Berikan akses Internet bagi mahasiswa, penggunaan konsep warung Internet yang sifatnya self-finance akan sangat menguntungkan bagi investasi & operasional warung tersebut. Akhirnya mahasiswa & lembaga pendidikan yang akan di untungkan. Terus terang, dalam bisnis plan maka modal / investasi sebuah warung Internet dengan 5-10 komputer di sebuah universitas dengan sebuah saluran telepon ke Internet akan kembali dalam jangka waktu  8-12 bulan saja. Jadi pendekatan warung Internet akan menjadi sangat menarik, kunci keberhasilan berada pada kemampuan teknik & management SDM yang menjalankan warung tsb. Raanya tidak banyak yang mempunyai kemampuan ini, umumnya orang yang ahli di dunia pendidikan berada di institusi yang terkait ke Internet ITB, seperti UNSYIAH, UNILA, UNTAN, UMM, UNSOED, UKSW, dll.

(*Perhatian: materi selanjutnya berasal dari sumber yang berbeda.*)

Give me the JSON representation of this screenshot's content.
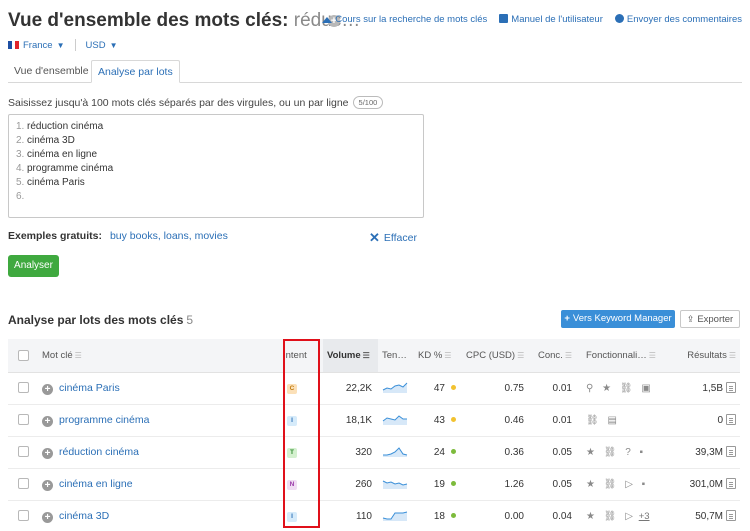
{
  "header": {
    "title_prefix": "Vue d'ensemble des mots clés:",
    "title_query": "réduc…",
    "links": [
      {
        "label": "Cours sur la recherche de mots clés",
        "icon": "graduation-cap-icon"
      },
      {
        "label": "Manuel de l'utilisateur",
        "icon": "book-icon"
      },
      {
        "label": "Envoyer des commentaires",
        "icon": "chat-bubble-icon"
      }
    ]
  },
  "locale": {
    "country": "France",
    "currency": "USD"
  },
  "tabs": [
    {
      "label": "Vue d'ensemble"
    },
    {
      "label": "Analyse par lots"
    }
  ],
  "input": {
    "instruction": "Saisissez jusqu'à 100 mots clés séparés par des virgules, ou un par ligne",
    "counter": "5/100",
    "lines": [
      "réduction cinéma",
      "cinéma 3D",
      "cinéma en ligne",
      "programme cinéma",
      "cinéma Paris",
      ""
    ]
  },
  "examples": {
    "label": "Exemples gratuits:",
    "link": "buy books, loans, movies",
    "clear_label": "Effacer"
  },
  "analyze_label": "Analyser",
  "results": {
    "title": "Analyse par lots des mots clés",
    "count": "5",
    "km_button": "Vers Keyword Manager",
    "export_button": "Exporter",
    "columns": {
      "keyword": "Mot clé",
      "intent": "Intent",
      "volume": "Volume",
      "trend": "Ten…",
      "kd": "KD %",
      "cpc": "CPC (USD)",
      "conc": "Conc.",
      "features": "Fonctionnali…",
      "results": "Résultats"
    },
    "rows": [
      {
        "keyword": "cinéma Paris",
        "intent": "C",
        "volume": "22,2K",
        "kd": "47",
        "cpc": "0.75",
        "conc": "0.01",
        "features": "⚲ ★ ⛓ ▣",
        "more": "",
        "results": "1,5B"
      },
      {
        "keyword": "programme cinéma",
        "intent": "I",
        "volume": "18,1K",
        "kd": "43",
        "cpc": "0.46",
        "conc": "0.01",
        "features": "⛓ ▤",
        "more": "",
        "results": "0"
      },
      {
        "keyword": "réduction cinéma",
        "intent": "T",
        "volume": "320",
        "kd": "24",
        "cpc": "0.36",
        "conc": "0.05",
        "features": "★ ⛓ ? ▪",
        "more": "",
        "results": "39,3M"
      },
      {
        "keyword": "cinéma en ligne",
        "intent": "N",
        "volume": "260",
        "kd": "19",
        "cpc": "1.26",
        "conc": "0.05",
        "features": "★ ⛓ ▷ ▪",
        "more": "",
        "results": "301,0M"
      },
      {
        "keyword": "cinéma 3D",
        "intent": "I",
        "volume": "110",
        "kd": "18",
        "cpc": "0.00",
        "conc": "0.04",
        "features": "★ ⛓ ▷",
        "more": "+3",
        "results": "50,7M"
      }
    ]
  },
  "colors": {
    "link": "#2b6fb6",
    "analyze_green": "#3fa93f",
    "km_blue": "#3a8fd8",
    "highlight_red": "#e0101a",
    "kd_yellow": "#f2c230",
    "kd_green": "#7dbb3c",
    "intent_C": "#fbe0b8",
    "intent_I": "#d6ebfa",
    "intent_T": "#d4f0cf",
    "intent_N": "#f0dcf3"
  }
}
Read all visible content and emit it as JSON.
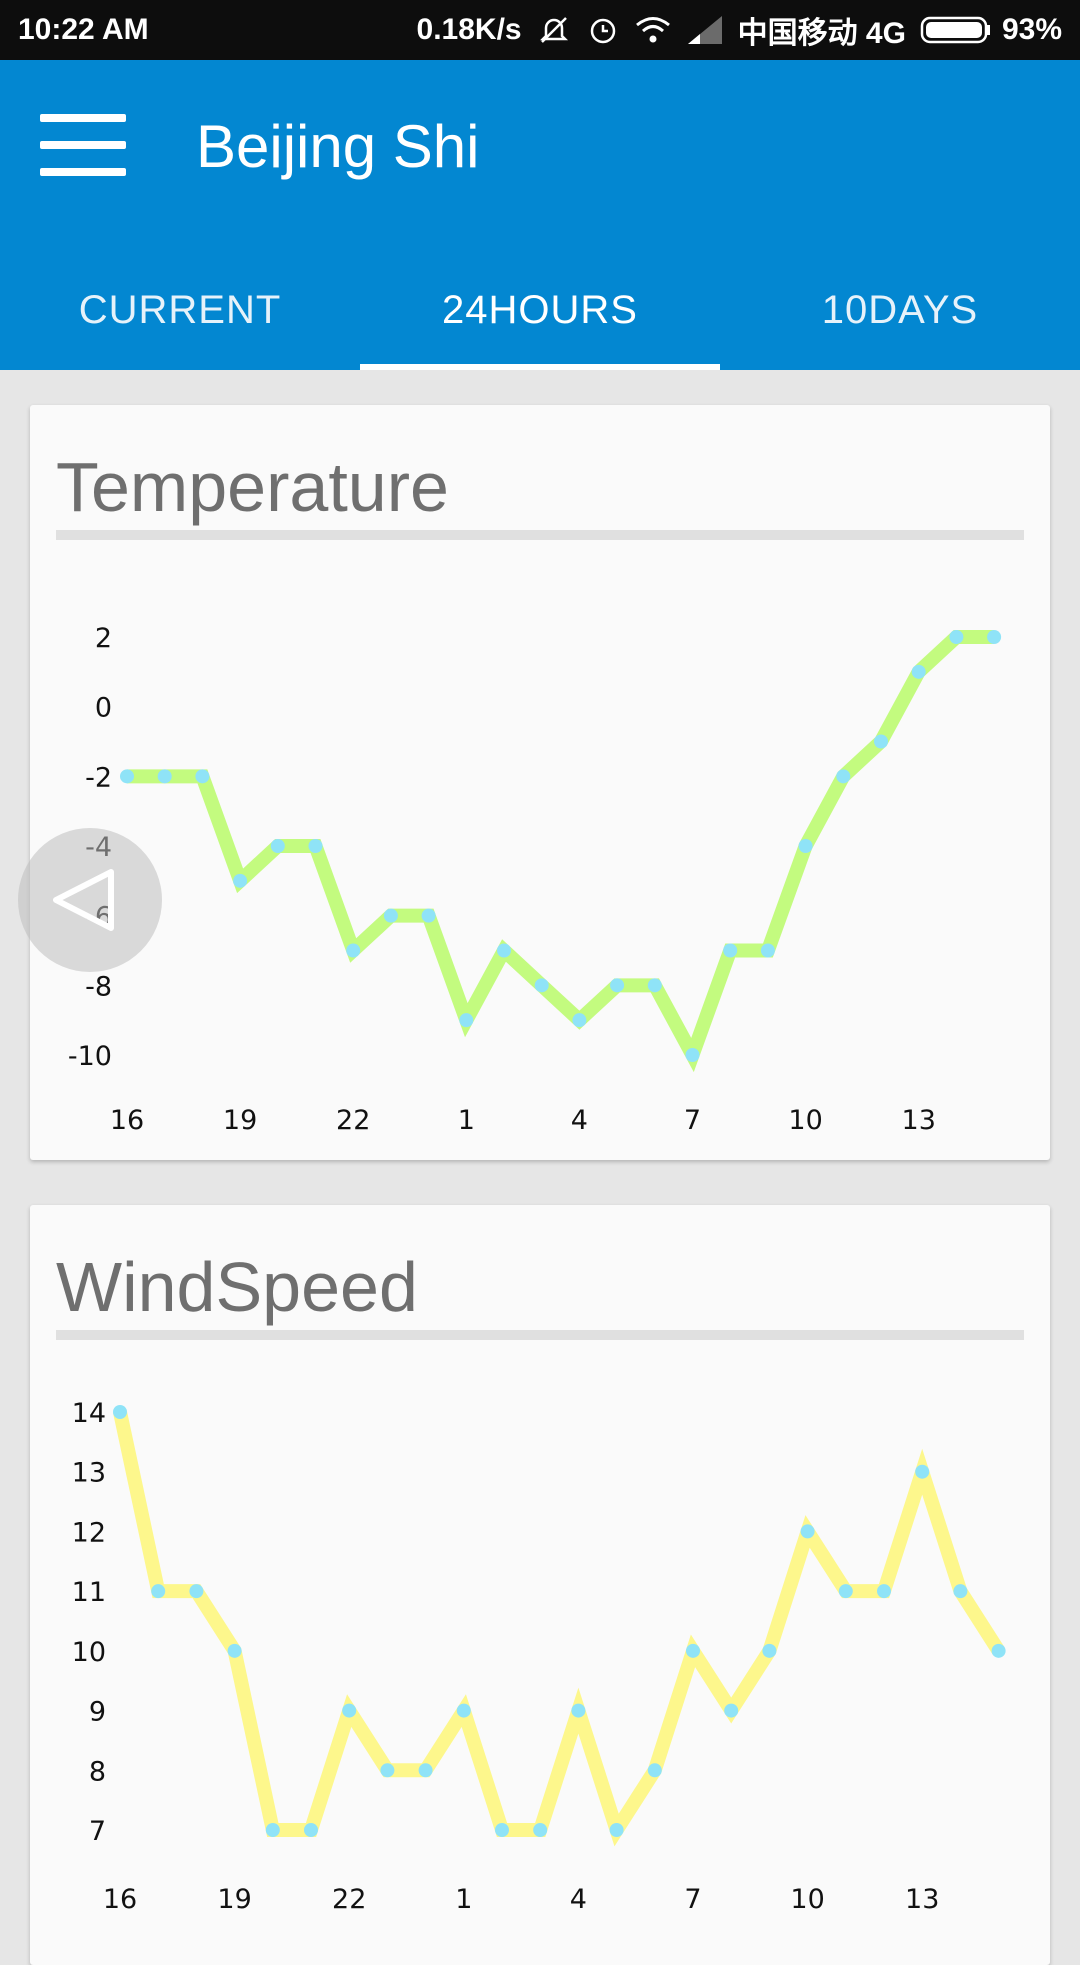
{
  "status_bar": {
    "time": "10:22 AM",
    "net_speed": "0.18K/s",
    "carrier": "中国移动 4G",
    "battery": "93%",
    "icons": [
      "mute-icon",
      "alarm-icon",
      "wifi-icon",
      "signal-icon",
      "battery-icon"
    ]
  },
  "app_bar": {
    "title": "Beijing Shi",
    "color": "#0387d1",
    "tabs": [
      {
        "label": "CURRENT"
      },
      {
        "label": "24HOURS",
        "selected": true
      },
      {
        "label": "10DAYS"
      }
    ]
  },
  "cards": {
    "temperature": {
      "title": "Temperature"
    },
    "windspeed": {
      "title": "WindSpeed"
    }
  },
  "chart_data": [
    {
      "type": "line",
      "title": "Temperature",
      "x": [
        16,
        17,
        18,
        19,
        20,
        21,
        22,
        23,
        0,
        1,
        2,
        3,
        4,
        5,
        6,
        7,
        8,
        9,
        10,
        11,
        12,
        13,
        14,
        15
      ],
      "x_ticks": [
        "16",
        "19",
        "22",
        "1",
        "4",
        "7",
        "10",
        "13"
      ],
      "y_ticks": [
        "2",
        "0",
        "-2",
        "-4",
        "-6",
        "-8",
        "-10"
      ],
      "values": [
        -2,
        -2,
        -2,
        -5,
        -4,
        -4,
        -7,
        -6,
        -6,
        -9,
        -7,
        -8,
        -9,
        -8,
        -8,
        -10,
        -7,
        -7,
        -4,
        -2,
        -1,
        1,
        2,
        2
      ],
      "ylim": [
        -10,
        2
      ],
      "line_color": "#c3fb7f",
      "point_color": "#8fe3f7",
      "grid": false
    },
    {
      "type": "line",
      "title": "WindSpeed",
      "x": [
        16,
        17,
        18,
        19,
        20,
        21,
        22,
        23,
        0,
        1,
        2,
        3,
        4,
        5,
        6,
        7,
        8,
        9,
        10,
        11,
        12,
        13,
        14,
        15
      ],
      "x_ticks": [
        "16",
        "19",
        "22",
        "1",
        "4",
        "7",
        "10",
        "13"
      ],
      "y_ticks": [
        "14",
        "13",
        "12",
        "11",
        "10",
        "9",
        "8",
        "7"
      ],
      "values": [
        14,
        11,
        11,
        10,
        7,
        7,
        9,
        8,
        8,
        9,
        7,
        7,
        9,
        7,
        8,
        10,
        9,
        10,
        12,
        11,
        11,
        13,
        11,
        10
      ],
      "ylim": [
        7,
        14
      ],
      "line_color": "#fdf78c",
      "point_color": "#8fe3f7",
      "grid": false
    }
  ]
}
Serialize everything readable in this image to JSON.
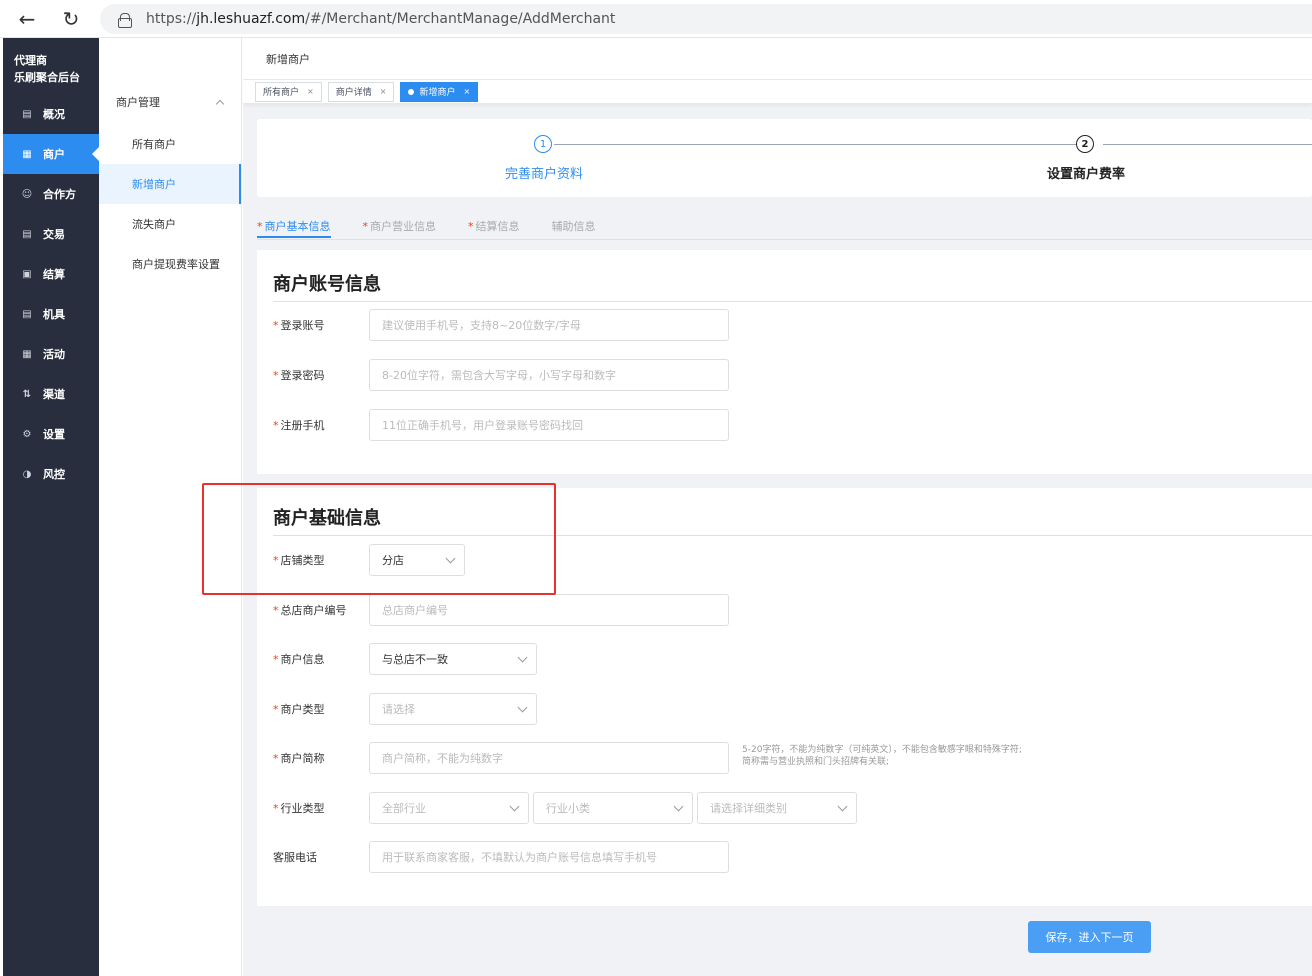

Lakukan kerjasama periodik untuk melakukan seminar / workshop / training / pendidikan paska sarjana bagi dosen maupun civitas akademik yang ada supaya tetap pada ujung tombak ilmu pengetahuan.

Mudah-mudahan tulisan singkat ini dapat memberikan masukan bagi dunia pendidikan di Indonesia pada khususnya dan juga masyarakat umum pada umumnya.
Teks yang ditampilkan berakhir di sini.